Lynwood has not submitted a substantive response to the motion. Instead, Lynwood shows that it served supplemental responses to the form interrogatories, special interrogatories, and requests for production on 2/14/14. (See Quilizapa Decl., ¶¶ 12-15, Exhs. F-J.) Because these supplemental responses were served after the instant motion was filed, WRD’s motion does not address whether these responses are sufficient. In the reply, WRD argues that supplemental responses to request for production numbers 16-20 remain deficient. In its supplemental response Lynwood agreed to produce a sample, redacted bill. WRD indicates that such a bill was never produced. WRD further argues that, based on Lynwood’s Interrogatory responses, Lynwood charged different fees in different years. The court finds that WRD’s request that “Lynwood should be compelled to produce a sample bill for each separate category of water customer for each of the five fiscal years at issue,” is reasonable. (See Reply, p. 3:14-15.)

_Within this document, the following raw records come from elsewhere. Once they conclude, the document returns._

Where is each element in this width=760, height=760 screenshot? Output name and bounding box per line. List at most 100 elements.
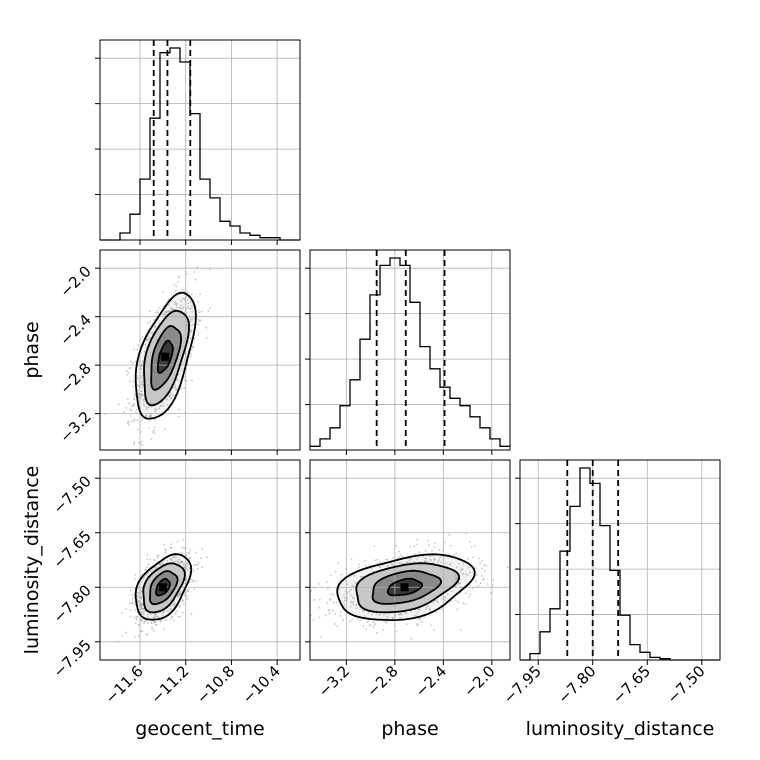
scatter-point-phase_vs_geocent_time	[136, 419, 139, 422]
scatter-point-luminosity_distance_vs_geocent_time	[164, 551, 167, 554]
scatter-point-luminosity_distance_vs_phase	[350, 594, 353, 597]
scatter-point-phase_vs_geocent_time	[182, 297, 184, 300]
scatter-point-phase_vs_geocent_time	[179, 306, 181, 309]
scatter-point-luminosity_distance_vs_phase	[451, 590, 453, 593]
scatter-point-luminosity_distance_vs_phase	[366, 621, 369, 623]
scatter-point-luminosity_distance_vs_phase	[330, 593, 332, 596]
scatter-point-luminosity_distance_vs_geocent_time	[182, 611, 184, 614]
contour-luminosity_distance_vs_phase-1	[355, 562, 461, 614]
scatter-point-luminosity_distance_vs_geocent_time	[140, 597, 142, 600]
scatter-point-luminosity_distance_vs_phase	[426, 605, 429, 607]
scatter-point-luminosity_distance_vs_phase	[379, 561, 381, 564]
scatter-point-phase_vs_geocent_time	[162, 314, 165, 316]
scatter-point-luminosity_distance_vs_phase	[465, 573, 467, 575]
scatter-point-phase_vs_geocent_time	[185, 273, 188, 275]
scatter-point-luminosity_distance_vs_phase	[391, 616, 394, 619]
scatter-point-luminosity_distance_vs_geocent_time	[121, 635, 124, 637]
scatter-point-luminosity_distance_vs_phase	[433, 546, 436, 549]
scatter-point-luminosity_distance_vs_geocent_time	[193, 580, 196, 583]
scatter-point-luminosity_distance_vs_phase	[339, 615, 342, 617]
scatter-point-phase_vs_geocent_time	[170, 396, 172, 399]
scatter-point-phase_vs_geocent_time	[180, 387, 183, 390]
scatter-point-phase_vs_geocent_time	[127, 420, 130, 423]
scatter-point-luminosity_distance_vs_geocent_time	[197, 562, 200, 565]
scatter-point-phase_vs_geocent_time	[168, 395, 171, 398]
scatter-point-phase_vs_geocent_time	[173, 386, 176, 389]
scatter-point-luminosity_distance_vs_geocent_time	[178, 558, 180, 561]
scatter-point-luminosity_distance_vs_phase	[386, 621, 388, 624]
scatter-point-phase_vs_geocent_time	[177, 415, 180, 418]
scatter-point-luminosity_distance_vs_phase	[465, 592, 467, 594]
scatter-point-luminosity_distance_vs_phase	[391, 564, 394, 566]
scatter-point-luminosity_distance_vs_phase	[417, 610, 420, 613]
ytick-label-luminosity_distance-2: −7.65	[50, 527, 95, 572]
scatter-point-phase_vs_geocent_time	[133, 442, 136, 445]
scatter-point-phase_vs_geocent_time	[141, 379, 144, 382]
scatter-point-luminosity_distance_vs_geocent_time	[177, 593, 180, 596]
scatter-point-luminosity_distance_vs_geocent_time	[125, 608, 128, 610]
scatter-point-luminosity_distance_vs_phase	[459, 629, 462, 632]
scatter-point-phase_vs_geocent_time	[130, 409, 133, 412]
scatter-point-luminosity_distance_vs_phase	[334, 571, 337, 573]
scatter-point-luminosity_distance_vs_geocent_time	[190, 613, 193, 615]
scatter-point-luminosity_distance_vs_geocent_time	[156, 623, 158, 626]
scatter-point-luminosity_distance_vs_geocent_time	[170, 618, 172, 620]
scatter-point-luminosity_distance_vs_phase	[375, 631, 378, 634]
scatter-point-phase_vs_geocent_time	[165, 310, 168, 313]
scatter-point-phase_vs_geocent_time	[117, 403, 120, 406]
scatter-point-luminosity_distance_vs_phase	[422, 555, 424, 558]
scatter-point-luminosity_distance_vs_geocent_time	[163, 609, 166, 612]
scatter-point-phase_vs_geocent_time	[138, 441, 140, 444]
scatter-point-luminosity_distance_vs_phase	[446, 593, 449, 596]
scatter-point-luminosity_distance_vs_phase	[424, 560, 427, 563]
scatter-point-phase_vs_geocent_time	[190, 348, 193, 351]
scatter-point-phase_vs_geocent_time	[208, 307, 211, 310]
contour-luminosity_distance_vs_geocent_time-3	[155, 577, 171, 597]
scatter-point-phase_vs_geocent_time	[197, 318, 200, 321]
scatter-point-phase_vs_geocent_time	[155, 311, 158, 314]
scatter-point-luminosity_distance_vs_phase	[408, 559, 411, 561]
scatter-point-luminosity_distance_vs_phase	[418, 617, 420, 620]
scatter-point-luminosity_distance_vs_phase	[483, 563, 486, 566]
scatter-point-luminosity_distance_vs_phase	[424, 550, 427, 552]
scatter-point-phase_vs_geocent_time	[140, 393, 142, 396]
scatter-point-phase_vs_geocent_time	[167, 303, 170, 306]
scatter-point-phase_vs_geocent_time	[182, 361, 185, 364]
scatter-point-luminosity_distance_vs_geocent_time	[136, 616, 139, 619]
scatter-point-phase_vs_geocent_time	[133, 420, 136, 422]
scatter-point-luminosity_distance_vs_phase	[444, 562, 447, 565]
scatter-point-luminosity_distance_vs_phase	[328, 612, 331, 615]
scatter-point-luminosity_distance_vs_geocent_time	[155, 615, 158, 618]
scatter-point-phase_vs_geocent_time	[180, 304, 183, 307]
contour-luminosity_distance_vs_phase-2	[371, 569, 442, 605]
scatter-point-phase_vs_geocent_time	[166, 398, 169, 400]
scatter-point-luminosity_distance_vs_phase	[329, 599, 332, 601]
scatter-point-luminosity_distance_vs_geocent_time	[125, 631, 127, 634]
scatter-point-luminosity_distance_vs_phase	[352, 601, 355, 604]
scatter-point-luminosity_distance_vs_phase	[395, 544, 398, 547]
scatter-point-luminosity_distance_vs_phase	[332, 601, 335, 604]
scatter-point-luminosity_distance_vs_geocent_time	[157, 616, 160, 619]
scatter-point-phase_vs_geocent_time	[140, 367, 142, 370]
ytick-label-phase-2: −2.4	[56, 311, 94, 349]
ytick-label-luminosity_distance-3: −7.50	[50, 472, 95, 517]
scatter-point-luminosity_distance_vs_geocent_time	[177, 615, 180, 618]
scatter-point-luminosity_distance_vs_geocent_time	[181, 546, 184, 549]
scatter-point-phase_vs_geocent_time	[126, 370, 128, 373]
scatter-point-luminosity_distance_vs_phase	[418, 556, 421, 558]
scatter-point-luminosity_distance_vs_phase	[364, 615, 366, 617]
scatter-point-phase_vs_geocent_time	[145, 408, 148, 411]
scatter-point-luminosity_distance_vs_phase	[399, 617, 401, 619]
scatter-point-luminosity_distance_vs_phase	[433, 558, 436, 561]
scatter-point-phase_vs_geocent_time	[133, 397, 136, 400]
ytick-label-phase-3: −2.0	[56, 262, 94, 300]
ytick-label-phase-1: −2.8	[56, 359, 94, 397]
scatter-point-luminosity_distance_vs_geocent_time	[134, 574, 137, 576]
scatter-point-luminosity_distance_vs_geocent_time	[149, 558, 152, 561]
scatter-point-luminosity_distance_vs_phase	[362, 609, 364, 612]
scatter-point-luminosity_distance_vs_phase	[506, 566, 509, 569]
scatter-point-luminosity_distance_vs_geocent_time	[151, 628, 154, 630]
scatter-point-luminosity_distance_vs_phase	[398, 550, 400, 553]
xtick-label-luminosity_distance-3: −7.50	[663, 662, 708, 707]
scatter-point-luminosity_distance_vs_phase	[344, 599, 346, 602]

WRD also argues that Lynwood has not provided original verifications of the responses to the special interrogatories, form interrogatories, requests for production, or requests for admissions. Lynwood’s counsel declares that verifications for the original responses were sent to WRD’s counsel via mail on 11/25/13. (Quilizapa Decl., ¶ 8.) Lynwood fails to provide any documentary evidence to support this statement (such as proofs of service). More importantly, there is no showing that the supplemental responses served on 2/14/14 contained verifications. (See id., Exhs. H-J.) Accordingly, to the extent that it has not already done so, Lynwood must provide verifications for the supplemental responses.
Sanctions
A request for sanctions “shall, in the notice of motion, identify every person, party, and attorney against whom the sanction is sought, and specify the type of sanction sought.” (Code Civ. Proc., § 2023.040.) The notice of motion “shall be supported by a memorandum of points and authorities, and accompanied by a declaration setting forth facts supporting the amount of any monetary sanction sought.” (Code Civ. Proc., § 2023.040.)
WRD’s sanctions request is improper. The notice to this motion fails to identify the person(s) against whom sanctions are sought and does not specify the type or amount of sanctions sought. Instead, WRD merely states that it “requests sanctions.” The memorandum and declaration likewise fail to provide identify the person(s) against whom sanctions are sought. It is unclear if sanctions are sought against Lynwood, its counsel of record, or both.
Further, given that this motion to compel could have been resolved more efficiently to an informal discovery conference, the court would be disinclined to impose sanctions even were the request proper.
Lynwood to supplement its responses as indicated above within 20 days.